Une telle situation ne fait que confirmer que les objectifs n’ont pas, à ce jour, été atteints et l’adoption du paiement mobile par les banques n’est pas la solution.

La finance est de plus en plus bousculée par les nouvelles technologies, d’internet à l’intelligence artificielle en passant par la blockchain et les cryptomonnaies.

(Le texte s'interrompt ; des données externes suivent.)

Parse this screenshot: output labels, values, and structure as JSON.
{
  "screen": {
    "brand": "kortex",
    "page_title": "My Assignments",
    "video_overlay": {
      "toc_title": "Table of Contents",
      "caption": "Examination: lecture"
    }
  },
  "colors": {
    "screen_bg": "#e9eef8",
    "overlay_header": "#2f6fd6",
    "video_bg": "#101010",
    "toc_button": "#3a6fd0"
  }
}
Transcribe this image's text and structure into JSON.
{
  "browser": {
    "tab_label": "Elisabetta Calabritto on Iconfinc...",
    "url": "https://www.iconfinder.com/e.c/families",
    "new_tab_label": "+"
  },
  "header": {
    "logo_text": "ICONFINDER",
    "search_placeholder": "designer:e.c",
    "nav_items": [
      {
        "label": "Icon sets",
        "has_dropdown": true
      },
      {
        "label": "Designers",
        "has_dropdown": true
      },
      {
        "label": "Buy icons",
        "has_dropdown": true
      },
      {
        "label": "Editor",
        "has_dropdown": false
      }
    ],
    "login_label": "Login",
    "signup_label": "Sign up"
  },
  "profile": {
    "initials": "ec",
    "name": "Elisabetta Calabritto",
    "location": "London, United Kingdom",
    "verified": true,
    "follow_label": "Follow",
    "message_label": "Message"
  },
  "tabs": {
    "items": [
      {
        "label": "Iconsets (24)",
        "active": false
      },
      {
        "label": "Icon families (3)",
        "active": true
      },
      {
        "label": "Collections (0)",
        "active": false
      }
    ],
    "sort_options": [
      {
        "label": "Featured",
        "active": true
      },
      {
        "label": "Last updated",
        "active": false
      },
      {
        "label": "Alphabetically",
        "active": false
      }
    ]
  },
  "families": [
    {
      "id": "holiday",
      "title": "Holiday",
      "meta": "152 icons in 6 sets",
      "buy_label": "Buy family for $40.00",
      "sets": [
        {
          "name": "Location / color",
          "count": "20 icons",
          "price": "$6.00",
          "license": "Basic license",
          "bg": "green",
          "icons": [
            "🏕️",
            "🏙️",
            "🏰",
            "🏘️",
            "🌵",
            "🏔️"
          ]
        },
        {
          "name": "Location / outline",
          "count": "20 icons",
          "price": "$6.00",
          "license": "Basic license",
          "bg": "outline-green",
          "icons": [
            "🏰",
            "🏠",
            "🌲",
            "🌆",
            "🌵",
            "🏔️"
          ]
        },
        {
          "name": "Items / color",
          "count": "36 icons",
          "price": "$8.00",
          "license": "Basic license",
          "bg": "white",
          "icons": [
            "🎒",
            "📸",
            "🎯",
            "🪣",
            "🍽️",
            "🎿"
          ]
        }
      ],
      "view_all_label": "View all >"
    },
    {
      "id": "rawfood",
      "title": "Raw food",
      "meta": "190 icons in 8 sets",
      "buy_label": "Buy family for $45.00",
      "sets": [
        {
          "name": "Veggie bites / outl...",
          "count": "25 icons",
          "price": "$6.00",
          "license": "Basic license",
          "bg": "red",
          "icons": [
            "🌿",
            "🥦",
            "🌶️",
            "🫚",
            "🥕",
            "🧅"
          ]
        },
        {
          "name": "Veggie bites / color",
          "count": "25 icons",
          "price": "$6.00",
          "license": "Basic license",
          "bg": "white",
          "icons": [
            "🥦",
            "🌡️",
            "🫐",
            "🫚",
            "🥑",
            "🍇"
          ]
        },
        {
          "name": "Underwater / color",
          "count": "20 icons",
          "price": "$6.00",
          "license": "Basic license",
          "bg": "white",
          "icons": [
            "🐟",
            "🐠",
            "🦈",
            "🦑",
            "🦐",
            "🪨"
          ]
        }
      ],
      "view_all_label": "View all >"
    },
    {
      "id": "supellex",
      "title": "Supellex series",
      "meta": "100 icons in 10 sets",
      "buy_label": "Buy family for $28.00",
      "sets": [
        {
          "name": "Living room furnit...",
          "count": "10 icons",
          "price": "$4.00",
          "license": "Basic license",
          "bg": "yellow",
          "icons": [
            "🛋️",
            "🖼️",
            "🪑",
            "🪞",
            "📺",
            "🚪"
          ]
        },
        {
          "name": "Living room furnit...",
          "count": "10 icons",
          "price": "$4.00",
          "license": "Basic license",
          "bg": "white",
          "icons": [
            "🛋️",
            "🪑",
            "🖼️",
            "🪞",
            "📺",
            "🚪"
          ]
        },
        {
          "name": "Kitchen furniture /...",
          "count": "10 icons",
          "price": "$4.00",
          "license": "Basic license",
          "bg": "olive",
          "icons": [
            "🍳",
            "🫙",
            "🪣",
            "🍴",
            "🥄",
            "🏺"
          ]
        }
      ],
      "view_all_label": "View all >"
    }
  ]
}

Selon vous, innovation et régulation sont-elles compatibles?

En réalité, et par référence à d’autres expériences, le mobile ne doit pas uniquement servir aux paiements mais à divers services recherchés par les clients : agrégation de comptes, paiements récurrents, crowdfunding, gestion des finances personnelles, e-KYC, etc.

Si certains services ne sont accessibles aux Fintechs que grâce à l’open banking, les banques ont une réelle avance puisque disposant de toutes les données leur permettant même de marquer un réel tournant dans leur transformation digitale en utilisant l’Intelligence Artificielle permettant une meilleure connaissance de la clientèle à travers une analyse comportementale très fine.

Il est donc évident que les banques peuvent se tailler une part importante du marché des services financiers électroniques si elles adoptent la démarche des Fintechs (agilité, innovation, adaptabilité, flexibilité, etc.).

De toutes les manières, les banques ne doivent pas se positionner seules sur ces créneaux et le régulateur tunisien devrait donner plus de chance aux Fintechs en leur donnant la possibilité d’offrir toute la panoplie de services financiers possibles et en accélérant la promulgation du texte relatif à l’open banking.

Les banques tunisiennes peuvent, à l’instar d’autres expériences dans le monde, se rapprocher des Fintechs, par des acquisitions ou des partenariats, pour offrir toute la panoplie de services financiers innovants.

Une telle situation contribuera à transformer la menace ressentie par les banques en opportunité puisque les Fintechs pourraient contribuer, grâce à l’innovation, à la dynamisation du marché et à l’inclusion financière, ce qui ne manquera pas à terme pour les banques de capter une bonne partie des clients des Fintechs une fois ceux-ci matures.

De son côté, le régulateur devrait se montrer résilient en accordant une plus grande flexibilité aux Fintechs, sans perdre de vue sa mission essentielle : la maîtrise du risque et la protection des consommateurs.